けれど、そんなオレの予測はくつがえされることとなった。星野の次の言葉によって。
「間城に言ったんじゃない。あんたの得意技をあたしに教えろ」
星野はまだあきらめていなかった。
「言ってる意味がわかんないんだけど?」顔だけ振り返る余地を星野に与えてやる。それが最低限の義務だと思った。むくわれない恋のきっかけを作ったオレとしての。
「あたしはシロともっと話がしてみたい」
「オレに言ってどうする!?」顔だけじゃなく体の向きまで変える余地を思わず与えてしまった。あまりにも星野の言葉が的外れだったから。
「あんたがシロのことキライだってことはよくわかってる」
「じゃ、なんで言ったんだよ」そのまま星野に詰め寄る。オレは星野の話に引きこまれていた。
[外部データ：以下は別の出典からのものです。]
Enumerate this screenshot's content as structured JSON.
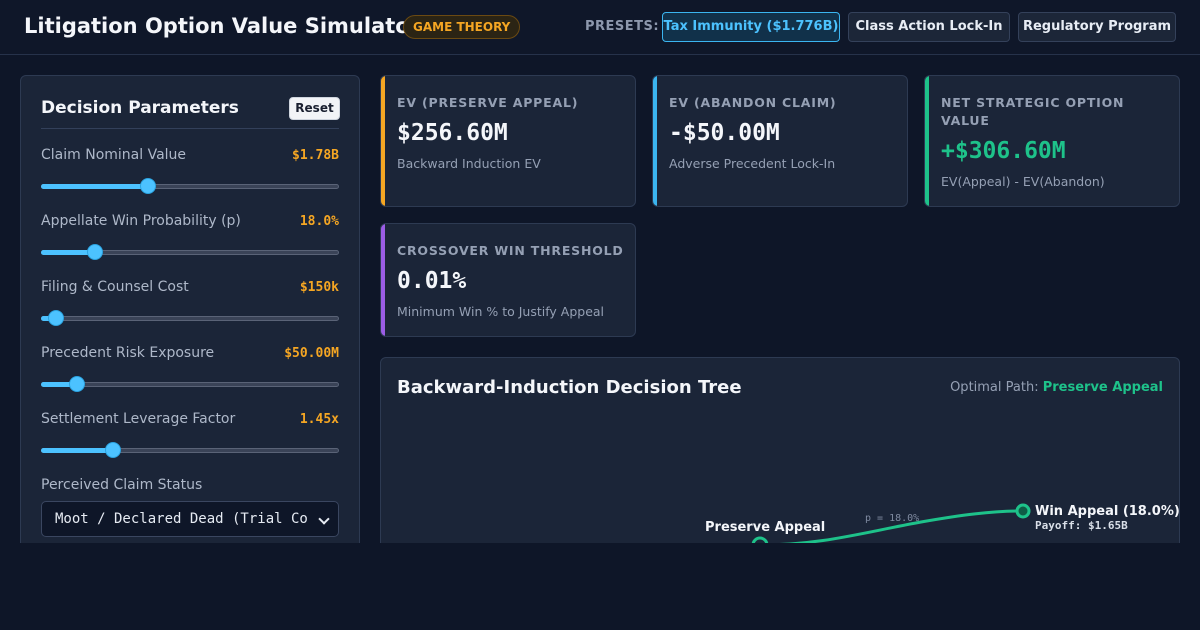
{
  "header": {
    "title": "Litigation Option Value Simulator",
    "tag": "GAME THEORY",
    "presets_label": "PRESETS:",
    "presets": [
      {
        "label": "Tax Immunity ($1.776B)",
        "active": true
      },
      {
        "label": "Class Action Lock-In",
        "active": false
      },
      {
        "label": "Regulatory Program",
        "active": false
      }
    ]
  },
  "panel": {
    "title": "Decision Parameters",
    "reset_label": "Reset",
    "params": [
      {
        "label": "Claim Nominal Value",
        "value": "$1.78B",
        "fill_fraction": 0.36
      },
      {
        "label": "Appellate Win Probability (p)",
        "value": "18.0%",
        "fill_fraction": 0.18
      },
      {
        "label": "Filing & Counsel Cost",
        "value": "$150k",
        "fill_fraction": 0.05
      },
      {
        "label": "Precedent Risk Exposure",
        "value": "$50.00M",
        "fill_fraction": 0.12
      },
      {
        "label": "Settlement Leverage Factor",
        "value": "1.45x",
        "fill_fraction": 0.24
      }
    ],
    "status_label": "Perceived Claim Status",
    "status_value": "Moot / Declared Dead (Trial Court)"
  },
  "cards": [
    {
      "label": "EV (PRESERVE APPEAL)",
      "value": "$256.60M",
      "sub": "Backward Induction EV",
      "accent": "#f5a623",
      "value_color": "#f4f6fa"
    },
    {
      "label": "EV (ABANDON CLAIM)",
      "value": "-$50.00M",
      "sub": "Adverse Precedent Lock-In",
      "accent": "#3bb5f0",
      "value_color": "#f4f6fa"
    },
    {
      "label": "NET STRATEGIC OPTION VALUE",
      "value": "+$306.60M",
      "sub": "EV(Appeal) - EV(Abandon)",
      "accent": "#1ec28a",
      "value_color": "#1ec28a"
    },
    {
      "label": "CROSSOVER WIN THRESHOLD",
      "value": "0.01%",
      "sub": "Minimum Win % to Justify Appeal",
      "accent": "#9b5de5",
      "value_color": "#f4f6fa"
    }
  ],
  "tree": {
    "title": "Backward-Induction Decision Tree",
    "optimal_label": "Optimal Path:",
    "optimal_value": "Preserve Appeal",
    "preserve_label": "Preserve Appeal",
    "branch_prob": "p = 18.0%",
    "win_label": "Win Appeal (18.0%)",
    "win_payoff": "Payoff: $1.65B",
    "path_color": "#1ec28a"
  }
}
「もうイヤなのッ! あたしの前から、だれかがいなくなるのを見るのは。だから、あんたの得意技を……お、お、教えろ……」
「そんな上から頼まれてもな。だいたいオレの得意技ってなに?」
「他人のご機嫌をとるためなら、プライドを捨てて偽善者でも、ブサイクを売りにするピエロでも、なんだってすること」
「惜しいな。少し抜けてるぞ。オレは偽善者でもピエロになったとしても、開き直って生きていけることができるんだ」胸を張って言ってやった。
「それを教えろ」
「悪いが、この得意技は前にも言ったように、プライドのあるヤツには一生できない技なんだよ!! プライドの高いお前みたいなヤツには百万回生まれ変わっても無理なんだ!!! あきらめな」
振りかえり、今度こそ自分の席にも戻ろうとする。
これで終わりだ。結局、間城と星野の恋は叶わないものだったんだ。
オレが邪魔をしようとしなくても、最初から決まったことだ。そう思いこんで、星野のへの罪悪感を押し殺す。
「お願い」服の袖を星野につかまれる。
「まだ言う……」
顔だけ向けると、そこにいたのは、見たこともない真剣な顔をした、恋する女の姿だった。
「あたしにプライドの捨て方を……教えて」
こんなにも素直な星野は見たことがなかった。だから、自分でも気がつかずに首をたてに振ってしまっていた。
オレの心どこかで星野に対する同情が、思いやりに変わった瞬間だった。